If you are at least a little interested in computers, then you probably noticed that almost any modern processor has twice as much as the number of “logical processors” than the number of nuclei. And if with nuclei it is even more or less clear-this is the number of individual physical computational units, then what is the meaning of logical nuclei is not so obvious. In Intel processors, logical cores are the implementation of Hyper-Threading technology and the company assures us that one of the advantages of technology is “parallel work with several resource-intensive applications while maintaining the previous level of performance”. But where this performance comes from, if the nuclei are not physical, but logical? And why do vendors leave us the opportunity to disable this technology in the BIOS settings? Let’s try to figure it out.
Acceleration of calculations
Traditionally, methods for improving performance were concentrated on increasing the power of the nuclei themselves. There are three main approaches: an increase in the working frequency of nuclei, the disordered execution of operations and an increase in the size of the cache. Increasing the frequency of the processor is the most obvious option: the processor can perform more operations per second, which means that the user will get his result faster. But in fact, not everything is so simple: processors already work at very high frequencies and often just wait for new data for processing will come from, say, RAM. In order to somehow smooth out this expectation, the processor may try to predict what these data will be and continue calculating on the basis of these assumptions, but then the price of the prediction error will be great – you will have to go back.
There is another technique – "parallelism at the level of teams". Its essence is to use the capabilities of the processor to perform several operations at the same time. But usually the programs are written so that it is not possible to be executed sequentially, so we can’t just run several instructions at the same time. It is necessary to determine the independent in a certain “window” of instructions and send them for execution by one pack.
However, one of the main factors slowing the processor is access to memory. We can perform millions of operations per second, but if you need to get data from the disk, you will have to wait a few milliseconds. This is incommensurable for a long time. Yes, we can turn to RAM by loading data into it in advance, but by the standards of the processor, such an approach is also a long. To deal with this problem, the cache was invented – a very fast memory located directly in the processor. All the data with which the processor works is getting there. After processing, the data remain in the cache until they are replaced by new data. But if the processor needs something with which he recently worked with, then he may well avoid an appeal to RAM. Cache is very expensive, and therefore has a hierarchical structure. L1-Kash is located as close as possible to the nucleus and has the highest speed, but it is not enough-several hundred kilobytes. L2 is more slocked, but it is more, a few megabytes. Usually there is now L3-Cash, and its number is calculated by dozens of megabytes. For comparison, now I am writing this text on a machine, where the speed of access to L1 is about 1 nanosecond, L2 – 3NS, to L3 – 10NS. And for RAM as many as 67NS! As you can see, an increase in the size of the cache is a very useful technique. But there can always be a cache, a situation where there is no necessary data in the cache, and then you will have to fulfill an honest appeal to the memory, so it will not be possible to increase the size of the cache, moreover, it is expensive, it occupies the lion’s share of the place on the crystal and distinguishes a huge amount of heat.
As you can see, none of these techniques gives 100%efficiency, since the possibilities of parallelism at the level of instructions are limited, an increase in the frequency of the processor is leveled by a long access to memory, and an increase in the volume of the cache is a difficult and expensive occupation.

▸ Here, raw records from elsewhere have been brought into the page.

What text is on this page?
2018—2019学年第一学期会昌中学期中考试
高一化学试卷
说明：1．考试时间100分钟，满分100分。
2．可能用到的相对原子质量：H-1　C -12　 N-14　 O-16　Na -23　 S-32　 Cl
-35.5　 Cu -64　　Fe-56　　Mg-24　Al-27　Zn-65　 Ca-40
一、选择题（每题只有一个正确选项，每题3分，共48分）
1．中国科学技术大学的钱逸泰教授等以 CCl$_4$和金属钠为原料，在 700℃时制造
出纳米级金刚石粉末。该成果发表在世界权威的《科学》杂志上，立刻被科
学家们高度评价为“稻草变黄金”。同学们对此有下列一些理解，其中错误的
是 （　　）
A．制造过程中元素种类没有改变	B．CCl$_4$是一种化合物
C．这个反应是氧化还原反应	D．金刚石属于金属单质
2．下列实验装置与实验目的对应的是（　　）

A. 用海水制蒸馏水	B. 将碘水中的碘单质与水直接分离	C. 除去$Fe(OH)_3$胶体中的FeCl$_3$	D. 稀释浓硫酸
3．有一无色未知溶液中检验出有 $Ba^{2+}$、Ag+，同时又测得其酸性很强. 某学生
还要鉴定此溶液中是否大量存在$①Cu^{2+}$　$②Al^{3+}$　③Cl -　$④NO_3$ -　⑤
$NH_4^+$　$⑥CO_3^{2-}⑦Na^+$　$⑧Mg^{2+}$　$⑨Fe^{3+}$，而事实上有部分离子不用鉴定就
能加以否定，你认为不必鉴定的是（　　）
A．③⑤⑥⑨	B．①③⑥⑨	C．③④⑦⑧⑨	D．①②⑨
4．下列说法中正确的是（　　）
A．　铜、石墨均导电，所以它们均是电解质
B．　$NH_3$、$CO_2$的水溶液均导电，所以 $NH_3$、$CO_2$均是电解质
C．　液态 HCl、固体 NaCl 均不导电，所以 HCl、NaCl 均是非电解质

However, while one task is waiting for the implementation of any event, we may well work on another task. Therefore, for the parallel launch of independent parts of the programs, the architects of operating systems came up with the concept of flows. Stream is a certain independent task for which the processor time is periodically distinguished. One or more flows make up the process. The process is the personification of the program: it stores software instructions, information about the user who launched the process and other service information. Streams can have common resources and even exchange information to ensure the consistency of actions. During work, the processor simply from time to time switches between different flows and so, almost simultaneously, performs different programs or even different parts of one program. This technique worked so well that the operating systems themselves became multi -wind. For example, to prepare a video from YouTube to output on the screen, the browser does not need 100% processor time, so it can periodically pay attention to the check if you have a new letter to the mail in a next tab. Later, with the distribution of multi -core processors, this technique only better revealed its potential, since the flows could be performed on different cores.
However, a multi -type approach to writing programs gives not only advantages. One of the negative factors you could already notice: switching between streams. The fact is that for this switching it is necessary to save all the information that will need to be disconnected to resume the work in the future. This operation takes time, albeit small, therefore, if only one core of the processor is available to the application, a single -circuit approach may be faster. But there are exceptions. For example, when one flow of the program cannot continue to work, as it is waiting for some data and the other stream is ready to work. In such cases, the switching fee between flows with more than is compensated by depreciation of data expectation.
In addition, streams must be synchronized and monitor the use of common resources. So, for example, with a simultaneous recording of the same file of two different streams, we risk getting useless mess from different data from each stream. It is necessary to establish a record of the record. Similar problems arise when one stream is already waiting for data from another, “undergoing” stream. Such problems greatly increase the requirements for software developers.
Hyper Threading
Hyper-Threading technology is positioned as a technology https://mexplaycasino.co.uk/ of simultaneous multi-use. Let me remind you that this technology appeared at a time when multi -core processors were not yet so common and the ability to use one physical core, like two logical ones were very spectacular. Two logical nuclei used general computing resources, but possessed their own architectural state. Thus, the condition that had to be maintained to switch flows. As a result, the operating system could plan two flows at once, which promised an increase in performance due to the more complete use of computing resources.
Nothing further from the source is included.